Stultifying, dull, and when one of the chorus said "You've lost a cousin and now you want to make me lose a cousin... will it never end?" Alison and I started giggling, because our numb asses were telling us it had already never ended eight or nine times over.

The real entertainment came when the couple behind us clucked with delight and surprise at the Greeks coming out of the big horse.

"Oh! Clever!"

Update: There's one scene that keeps bugging me as I think about it, (and I meant to write about it earlier but lost the will) because it represents the lost opportunities: Achilles standing before the gates of Troy, calling for Hector. It could have been the iconic frame of the film, and they had 90% of the ingredients, but the angle they shot it at meant Achilles was swallowed up by the curve of the walls instead of having nothing but horizon behind him. The shot scale was right, the idea was right.
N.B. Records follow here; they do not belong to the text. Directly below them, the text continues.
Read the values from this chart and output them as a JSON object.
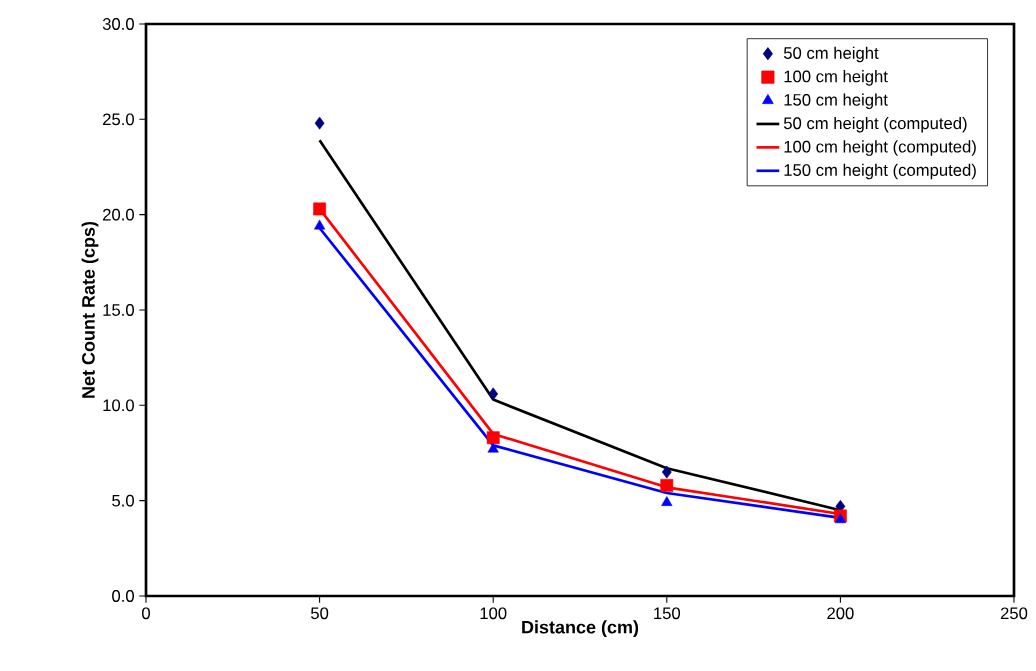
{
  "chart_data": {
    "type": "scatter",
    "xlabel": "Distance (cm)",
    "ylabel": "Net Count Rate (cps)",
    "x": [
      50,
      100,
      150,
      200
    ],
    "series": [
      {
        "name": "50 cm height",
        "marker": "diamond",
        "color": "#000080",
        "values": [
          24.8,
          10.6,
          6.5,
          4.7
        ]
      },
      {
        "name": "100 cm height",
        "marker": "square",
        "color": "#ff0000",
        "values": [
          20.3,
          8.3,
          5.8,
          4.2
        ]
      },
      {
        "name": "150 cm height",
        "marker": "triangle",
        "color": "#0000ff",
        "values": [
          19.4,
          7.7,
          4.9,
          4.0
        ]
      },
      {
        "name": "50 cm height (computed)",
        "type": "line",
        "marker": "none",
        "color": "#000000",
        "values": [
          23.9,
          10.3,
          6.7,
          4.5
        ]
      },
      {
        "name": "100 cm height (computed)",
        "type": "line",
        "marker": "none",
        "color": "#ff0000",
        "values": [
          20.3,
          8.5,
          5.7,
          4.3
        ]
      },
      {
        "name": "150 cm height (computed)",
        "type": "line",
        "marker": "none",
        "color": "#0000ff",
        "values": [
          19.3,
          7.9,
          5.4,
          4.1
        ]
      }
    ],
    "xlim": [
      0,
      250
    ],
    "xticks": [
      0,
      50,
      100,
      150,
      200,
      250
    ],
    "ylim": [
      0,
      30
    ],
    "yticks": [
      {
        "value": 0,
        "label": "0.0"
      },
      {
        "value": 5,
        "label": "5.0"
      },
      {
        "value": 10,
        "label": "10.0"
      },
      {
        "value": 15,
        "label": "15.0"
      },
      {
        "value": 20,
        "label": "20.0"
      },
      {
        "value": 25,
        "label": "25.0"
      },
      {
        "value": 30,
        "label": "30.0"
      }
    ],
    "grid": false,
    "legend": "top right"
  }
}
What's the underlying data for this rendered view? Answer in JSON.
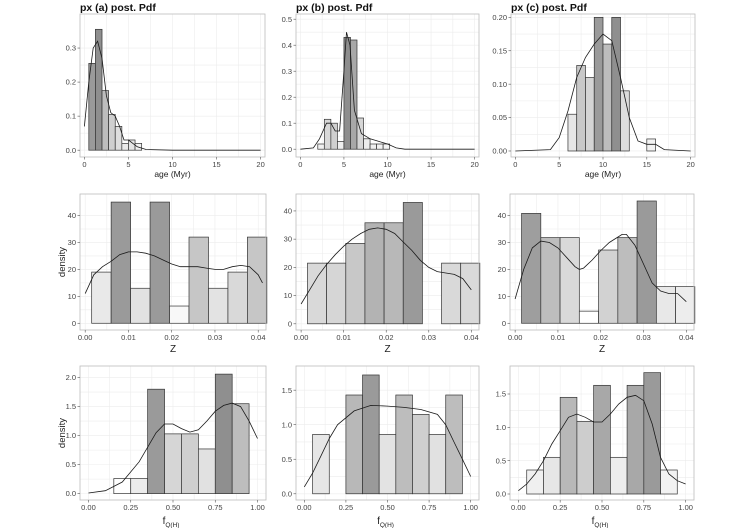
{
  "chart_data": [
    {
      "id": "a-age",
      "type": "bar",
      "title": "px (a) post. Pdf",
      "xlabel": "age (Myr)",
      "ylabel": "",
      "xlim": [
        -0.5,
        20.5
      ],
      "ylim": [
        -0.02,
        0.4
      ],
      "xticks": [
        0,
        5,
        10,
        15,
        20
      ],
      "yticks": [
        0.0,
        0.1,
        0.2,
        0.3
      ],
      "xtick_labels": [
        "0",
        "5",
        "10",
        "15",
        "20"
      ],
      "ytick_labels": [
        "0.0",
        "0.1",
        "0.2",
        "0.3"
      ],
      "bin_width": 0.75,
      "bins_left": [
        0.5,
        1.25,
        2.0,
        2.75,
        3.5,
        4.25,
        5.0,
        5.75
      ],
      "values": [
        0.255,
        0.355,
        0.175,
        0.105,
        0.07,
        0.02,
        0.03,
        0.02
      ],
      "shades": [
        "#9a9a9a",
        "#8f8f8f",
        "#bdbdbd",
        "#cfcfcf",
        "#dedede",
        "#ebebeb",
        "#e5e5e5",
        "#f2f2f2"
      ],
      "density": [
        [
          0,
          0.07
        ],
        [
          0.5,
          0.2
        ],
        [
          1,
          0.3
        ],
        [
          1.5,
          0.32
        ],
        [
          2,
          0.27
        ],
        [
          2.5,
          0.16
        ],
        [
          3,
          0.11
        ],
        [
          3.5,
          0.1
        ],
        [
          4,
          0.07
        ],
        [
          4.5,
          0.03
        ],
        [
          5,
          0.03
        ],
        [
          5.5,
          0.02
        ],
        [
          6,
          0.01
        ],
        [
          7,
          0.002
        ],
        [
          10,
          0.0
        ],
        [
          20,
          0.0
        ]
      ]
    },
    {
      "id": "b-age",
      "type": "bar",
      "title": "px (b) post. Pdf",
      "xlabel": "age (Myr)",
      "ylabel": "",
      "xlim": [
        -0.5,
        20.5
      ],
      "ylim": [
        -0.03,
        0.52
      ],
      "xticks": [
        0,
        5,
        10,
        15,
        20
      ],
      "yticks": [
        0.0,
        0.1,
        0.2,
        0.3,
        0.4,
        0.5
      ],
      "xtick_labels": [
        "0",
        "5",
        "10",
        "15",
        "20"
      ],
      "ytick_labels": [
        "0.0",
        "0.1",
        "0.2",
        "0.3",
        "0.4",
        "0.5"
      ],
      "bin_width": 0.75,
      "bins_left": [
        2.0,
        2.75,
        3.5,
        4.25,
        5.0,
        5.75,
        6.5,
        7.25,
        8.0,
        8.75,
        9.5
      ],
      "values": [
        0.02,
        0.115,
        0.1,
        0.03,
        0.43,
        0.42,
        0.12,
        0.04,
        0.02,
        0.02,
        0.02
      ],
      "shades": [
        "#f0f0f0",
        "#d8d8d8",
        "#cfcfcf",
        "#eeeeee",
        "#8e8e8e",
        "#a8a8a8",
        "#d6d6d6",
        "#ececec",
        "#f0f0f0",
        "#f2f2f2",
        "#f3f3f3"
      ],
      "density": [
        [
          0,
          0.0
        ],
        [
          1.5,
          0.005
        ],
        [
          2.2,
          0.04
        ],
        [
          3,
          0.1
        ],
        [
          3.5,
          0.1
        ],
        [
          4,
          0.07
        ],
        [
          4.5,
          0.07
        ],
        [
          5,
          0.3
        ],
        [
          5.3,
          0.45
        ],
        [
          5.7,
          0.4
        ],
        [
          6.2,
          0.15
        ],
        [
          7,
          0.06
        ],
        [
          8,
          0.04
        ],
        [
          9,
          0.03
        ],
        [
          10,
          0.02
        ],
        [
          11,
          0.005
        ],
        [
          12,
          0.0
        ],
        [
          20,
          0.0
        ]
      ]
    },
    {
      "id": "c-age",
      "type": "bar",
      "title": "px (c) post. Pdf",
      "xlabel": "age (Myr)",
      "ylabel": "",
      "xlim": [
        -0.5,
        20.5
      ],
      "ylim": [
        -0.009,
        0.205
      ],
      "xticks": [
        0,
        5,
        10,
        15,
        20
      ],
      "yticks": [
        0.0,
        0.05,
        0.1,
        0.15,
        0.2
      ],
      "xtick_labels": [
        "0",
        "5",
        "10",
        "15",
        "20"
      ],
      "ytick_labels": [
        "0.00",
        "0.05",
        "0.10",
        "0.15",
        "0.20"
      ],
      "bin_width": 1.0,
      "bins_left": [
        6,
        7,
        8,
        9,
        10,
        11,
        12,
        15
      ],
      "values": [
        0.055,
        0.128,
        0.11,
        0.2,
        0.16,
        0.2,
        0.09,
        0.018
      ],
      "shades": [
        "#e6e6e6",
        "#c8c8c8",
        "#d4d4d4",
        "#9a9a9a",
        "#bdbdbd",
        "#8f8f8f",
        "#dddddd",
        "#f2f2f2"
      ],
      "density": [
        [
          0,
          0.0
        ],
        [
          4,
          0.002
        ],
        [
          5,
          0.02
        ],
        [
          6,
          0.06
        ],
        [
          7,
          0.11
        ],
        [
          8,
          0.14
        ],
        [
          9,
          0.16
        ],
        [
          10,
          0.175
        ],
        [
          11,
          0.165
        ],
        [
          12,
          0.11
        ],
        [
          13,
          0.05
        ],
        [
          14,
          0.015
        ],
        [
          15,
          0.01
        ],
        [
          16,
          0.01
        ],
        [
          17,
          0.002
        ],
        [
          20,
          0.0
        ]
      ]
    },
    {
      "id": "a-z",
      "type": "bar",
      "title": "",
      "xlabel": "Z",
      "ylabel": "density",
      "xlim": [
        -0.0012,
        0.0418
      ],
      "ylim": [
        -2.5,
        48
      ],
      "xticks": [
        0.0,
        0.01,
        0.02,
        0.03,
        0.04
      ],
      "yticks": [
        0,
        10,
        20,
        30,
        40
      ],
      "xtick_labels": [
        "0.00",
        "0.01",
        "0.02",
        "0.03",
        "0.04"
      ],
      "ytick_labels": [
        "0",
        "10",
        "20",
        "30",
        "40"
      ],
      "bin_width": 0.0045,
      "bins_left": [
        0.0015,
        0.006,
        0.0105,
        0.015,
        0.0195,
        0.024,
        0.0285,
        0.033,
        0.0375
      ],
      "values": [
        19,
        45,
        13,
        45,
        6.4,
        32,
        13,
        19,
        32
      ],
      "shades": [
        "#e9e9e9",
        "#9a9a9a",
        "#e2e2e2",
        "#9a9a9a",
        "#f8f8f8",
        "#c6c6c6",
        "#e3e3e3",
        "#d9d9d9",
        "#c6c6c6"
      ],
      "density": [
        [
          0,
          11
        ],
        [
          0.002,
          18
        ],
        [
          0.004,
          21
        ],
        [
          0.006,
          23
        ],
        [
          0.008,
          25.5
        ],
        [
          0.01,
          26.5
        ],
        [
          0.012,
          26.5
        ],
        [
          0.014,
          26
        ],
        [
          0.016,
          25
        ],
        [
          0.018,
          23.5
        ],
        [
          0.02,
          22
        ],
        [
          0.022,
          21
        ],
        [
          0.024,
          21
        ],
        [
          0.026,
          21
        ],
        [
          0.028,
          20.5
        ],
        [
          0.03,
          20
        ],
        [
          0.032,
          20
        ],
        [
          0.034,
          21
        ],
        [
          0.036,
          21.5
        ],
        [
          0.038,
          21
        ],
        [
          0.04,
          18
        ],
        [
          0.041,
          15
        ]
      ]
    },
    {
      "id": "b-z",
      "type": "bar",
      "title": "",
      "xlabel": "Z",
      "ylabel": "",
      "xlim": [
        -0.0012,
        0.0418
      ],
      "ylim": [
        -2.2,
        46
      ],
      "xticks": [
        0.0,
        0.01,
        0.02,
        0.03,
        0.04
      ],
      "yticks": [
        0,
        10,
        20,
        30,
        40
      ],
      "xtick_labels": [
        "0.00",
        "0.01",
        "0.02",
        "0.03",
        "0.04"
      ],
      "ytick_labels": [
        "0",
        "10",
        "20",
        "30",
        "40"
      ],
      "bin_width": 0.0045,
      "bins_left": [
        0.0015,
        0.006,
        0.0105,
        0.015,
        0.0195,
        0.024,
        0.0285,
        0.033,
        0.0375
      ],
      "values": [
        21.5,
        21.5,
        28.5,
        35.8,
        35.8,
        43,
        0,
        21.5,
        21.5
      ],
      "shades": [
        "#d9d9d9",
        "#d6d6d6",
        "#c8c8c8",
        "#b3b3b3",
        "#b8b8b8",
        "#9a9a9a",
        "#ffffff",
        "#d9d9d9",
        "#d9d9d9"
      ],
      "density": [
        [
          0,
          7
        ],
        [
          0.002,
          12
        ],
        [
          0.004,
          17
        ],
        [
          0.006,
          21
        ],
        [
          0.008,
          24.5
        ],
        [
          0.01,
          27.5
        ],
        [
          0.012,
          30
        ],
        [
          0.014,
          32
        ],
        [
          0.016,
          33.5
        ],
        [
          0.018,
          34
        ],
        [
          0.02,
          33.5
        ],
        [
          0.022,
          32
        ],
        [
          0.024,
          29
        ],
        [
          0.026,
          26
        ],
        [
          0.028,
          22.5
        ],
        [
          0.03,
          20
        ],
        [
          0.032,
          18.5
        ],
        [
          0.034,
          18
        ],
        [
          0.036,
          17.5
        ],
        [
          0.038,
          16
        ],
        [
          0.04,
          12
        ]
      ]
    },
    {
      "id": "c-z",
      "type": "bar",
      "title": "",
      "xlabel": "Z",
      "ylabel": "",
      "xlim": [
        -0.0012,
        0.0418
      ],
      "ylim": [
        -2.5,
        48
      ],
      "xticks": [
        0.0,
        0.01,
        0.02,
        0.03,
        0.04
      ],
      "yticks": [
        0,
        10,
        20,
        30,
        40
      ],
      "xtick_labels": [
        "0.00",
        "0.01",
        "0.02",
        "0.03",
        "0.04"
      ],
      "ytick_labels": [
        "0",
        "10",
        "20",
        "30",
        "40"
      ],
      "bin_width": 0.0045,
      "bins_left": [
        0.0015,
        0.006,
        0.0105,
        0.015,
        0.0195,
        0.024,
        0.0285,
        0.033,
        0.0375
      ],
      "values": [
        40.8,
        31.8,
        31.8,
        4.5,
        27.2,
        31.8,
        45.4,
        13.6,
        13.6
      ],
      "shades": [
        "#9e9e9e",
        "#bdbdbd",
        "#d9d9d9",
        "#ffffff",
        "#d2d2d2",
        "#bdbdbd",
        "#9a9a9a",
        "#e8e8e8",
        "#ededed"
      ],
      "density": [
        [
          0,
          9
        ],
        [
          0.002,
          20
        ],
        [
          0.004,
          28
        ],
        [
          0.006,
          30.5
        ],
        [
          0.008,
          30
        ],
        [
          0.01,
          28
        ],
        [
          0.012,
          24.5
        ],
        [
          0.014,
          21
        ],
        [
          0.015,
          20
        ],
        [
          0.016,
          20.5
        ],
        [
          0.018,
          23.5
        ],
        [
          0.02,
          27
        ],
        [
          0.022,
          30
        ],
        [
          0.024,
          32
        ],
        [
          0.025,
          33
        ],
        [
          0.026,
          33
        ],
        [
          0.028,
          29
        ],
        [
          0.03,
          22
        ],
        [
          0.032,
          15
        ],
        [
          0.034,
          12
        ],
        [
          0.036,
          11
        ],
        [
          0.038,
          11
        ],
        [
          0.04,
          8
        ]
      ]
    },
    {
      "id": "a-fq",
      "type": "bar",
      "title": "",
      "xlabel": "f_Q(H)",
      "xlabel_main": "f",
      "xlabel_sub": "Q(H)",
      "ylabel": "density",
      "xlim": [
        -0.05,
        1.05
      ],
      "ylim": [
        -0.11,
        2.2
      ],
      "xticks": [
        0.0,
        0.25,
        0.5,
        0.75,
        1.0
      ],
      "yticks": [
        0.0,
        0.5,
        1.0,
        1.5,
        2.0
      ],
      "xtick_labels": [
        "0.00",
        "0.25",
        "0.50",
        "0.75",
        "1.00"
      ],
      "ytick_labels": [
        "0.0",
        "0.5",
        "1.0",
        "1.5",
        "2.0"
      ],
      "bin_width": 0.1,
      "bins_left": [
        0.15,
        0.25,
        0.35,
        0.45,
        0.55,
        0.65,
        0.75,
        0.85
      ],
      "values": [
        0.26,
        0.26,
        1.8,
        1.03,
        1.03,
        0.77,
        2.06,
        1.55
      ],
      "shades": [
        "#ffffff",
        "#ececec",
        "#9a9a9a",
        "#d6d6d6",
        "#cfcfcf",
        "#e1e1e1",
        "#8f8f8f",
        "#bdbdbd"
      ],
      "density": [
        [
          0,
          0.01
        ],
        [
          0.1,
          0.05
        ],
        [
          0.2,
          0.2
        ],
        [
          0.3,
          0.55
        ],
        [
          0.4,
          1.05
        ],
        [
          0.45,
          1.2
        ],
        [
          0.5,
          1.2
        ],
        [
          0.55,
          1.12
        ],
        [
          0.6,
          1.06
        ],
        [
          0.65,
          1.1
        ],
        [
          0.7,
          1.25
        ],
        [
          0.75,
          1.42
        ],
        [
          0.8,
          1.52
        ],
        [
          0.85,
          1.56
        ],
        [
          0.9,
          1.5
        ],
        [
          0.95,
          1.25
        ],
        [
          1.0,
          0.95
        ]
      ]
    },
    {
      "id": "b-fq",
      "type": "bar",
      "title": "",
      "xlabel": "f_Q(H)",
      "xlabel_main": "f",
      "xlabel_sub": "Q(H)",
      "ylabel": "",
      "xlim": [
        -0.05,
        1.05
      ],
      "ylim": [
        -0.09,
        1.85
      ],
      "xticks": [
        0.0,
        0.25,
        0.5,
        0.75,
        1.0
      ],
      "yticks": [
        0.0,
        0.5,
        1.0,
        1.5
      ],
      "xtick_labels": [
        "0.00",
        "0.25",
        "0.50",
        "0.75",
        "1.00"
      ],
      "ytick_labels": [
        "0.0",
        "0.5",
        "1.0",
        "1.5"
      ],
      "bin_width": 0.1,
      "bins_left": [
        0.05,
        0.15,
        0.25,
        0.35,
        0.45,
        0.55,
        0.65,
        0.75,
        0.85
      ],
      "values": [
        0.86,
        0.0,
        1.43,
        1.72,
        0.86,
        1.43,
        1.15,
        0.86,
        1.43
      ],
      "shades": [
        "#e6e6e6",
        "#ffffff",
        "#b8b8b8",
        "#9a9a9a",
        "#e3e3e3",
        "#bdbdbd",
        "#cfcfcf",
        "#e1e1e1",
        "#bdbdbd"
      ],
      "density": [
        [
          0,
          0.1
        ],
        [
          0.05,
          0.3
        ],
        [
          0.1,
          0.55
        ],
        [
          0.15,
          0.8
        ],
        [
          0.2,
          1.0
        ],
        [
          0.3,
          1.2
        ],
        [
          0.4,
          1.28
        ],
        [
          0.5,
          1.27
        ],
        [
          0.6,
          1.25
        ],
        [
          0.7,
          1.22
        ],
        [
          0.8,
          1.15
        ],
        [
          0.85,
          1.0
        ],
        [
          0.9,
          0.75
        ],
        [
          0.95,
          0.5
        ],
        [
          1.0,
          0.25
        ]
      ]
    },
    {
      "id": "c-fq",
      "type": "bar",
      "title": "",
      "xlabel": "f_Q(H)",
      "xlabel_main": "f",
      "xlabel_sub": "Q(H)",
      "ylabel": "",
      "xlim": [
        -0.05,
        1.05
      ],
      "ylim": [
        -0.09,
        1.92
      ],
      "xticks": [
        0.0,
        0.25,
        0.5,
        0.75,
        1.0
      ],
      "yticks": [
        0.0,
        0.5,
        1.0,
        1.5
      ],
      "xtick_labels": [
        "0.00",
        "0.25",
        "0.50",
        "0.75",
        "1.00"
      ],
      "ytick_labels": [
        "0.0",
        "0.5",
        "1.0",
        "1.5"
      ],
      "bin_width": 0.1,
      "bins_left": [
        0.05,
        0.15,
        0.25,
        0.35,
        0.45,
        0.55,
        0.65,
        0.75,
        0.85
      ],
      "values": [
        0.36,
        0.55,
        1.45,
        1.09,
        1.63,
        0.55,
        1.63,
        1.82,
        0.36
      ],
      "shades": [
        "#f0f0f0",
        "#e6e6e6",
        "#b8b8b8",
        "#cdcdcd",
        "#a8a8a8",
        "#ededed",
        "#a8a8a8",
        "#9a9a9a",
        "#f2f2f2"
      ],
      "density": [
        [
          0,
          0.05
        ],
        [
          0.05,
          0.15
        ],
        [
          0.1,
          0.3
        ],
        [
          0.15,
          0.5
        ],
        [
          0.2,
          0.75
        ],
        [
          0.25,
          0.95
        ],
        [
          0.3,
          1.15
        ],
        [
          0.35,
          1.2
        ],
        [
          0.4,
          1.15
        ],
        [
          0.45,
          1.08
        ],
        [
          0.5,
          1.08
        ],
        [
          0.55,
          1.2
        ],
        [
          0.6,
          1.35
        ],
        [
          0.65,
          1.45
        ],
        [
          0.7,
          1.48
        ],
        [
          0.75,
          1.4
        ],
        [
          0.8,
          1.05
        ],
        [
          0.85,
          0.55
        ],
        [
          0.9,
          0.3
        ],
        [
          0.95,
          0.2
        ],
        [
          1.0,
          0.15
        ]
      ]
    }
  ]
}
But Achilles becomes a black smear against a grayish brown smear when he should have been a silhouette, defiantly standing before an entire city.

One other thing: Sean Bean (Boromir in the Jackson "Lord of the Rings") played Odysseus, and he did o.k. considering he's pretty much reduced to a moping water carrier for Agamemnon. If the production team that did "Troy" followed up with a remix of "The Odyssey," I'd say they found an o.k. guy to do it, but I'd feel sorry for him, because I'm guessing they'd probably haul in Destiny's Child to be the sirens and John Goodman to reprise his role from "O Brother Where Art Thou?" and it'd just be sad.

Second Update:

The standard test for a movie is how I wake up feeling about it the next morning.

This morning I woke up to Alison saying "The cub's awake."

His waking noises were of the non-urgent variety. The kind that imply that maybe, if I'm quick and deft, the binky can go back in the mouth and he'll be good for another 30 minutes. So I did my best imitation of a "glide" across the hall (we don't have enough of a hall to go "down" it, and I'm not really capable of a glide, even when fully awake and limbered up), gently opened the door, popped in the binky, and set about the business of prepping the morning bottle. Ben didn't take long to really wake up, so I fetched him (parent-eye view of a newly awakened Ben) and fed him while watching a Futurama episode from the TiVo.

And on and on. Diaper change, session in the bouncy chair while I washed bottles, session in his brand-new door bouncer thing until he turned away from me accidentally and freaked out at the sudden change in environments, some time spent bouncing him on my knee and making human beatbox noises, the rest of that Futurama episode, Al waking up, and then ninety minutes had gone by and that makes it about time to get another bottle ready and get ready to put him down for his early morning nap, which will run for 45 minutes, an hour tops. If we play our cards right, the second morning nap (which follows second breakfast, which we always say with a Tookish lilt) goes another 45 minutes, and that sets him up for the post-lunch Monster Nap.

Which brings me back to "Troy," which I didn't even really think of until I fired up the aggregator and caught a memepool entry pointing me to Troy in Fifteen Minutes.

Representative sample:

Some Voiceover

ODYSSEUS: If there's one thing we Greek heroes hope, it's that you remember us.


ODYSSEUS: ...That's not exactly what I meant.

And TiFM pointed me at a Salon bit about the inexplicable majesty and grace of a ululating soundtrack diva (daypass registration required).

And that's about what it took to get me to even think of "Troy" this morning. I might have made it to noon without the Internet.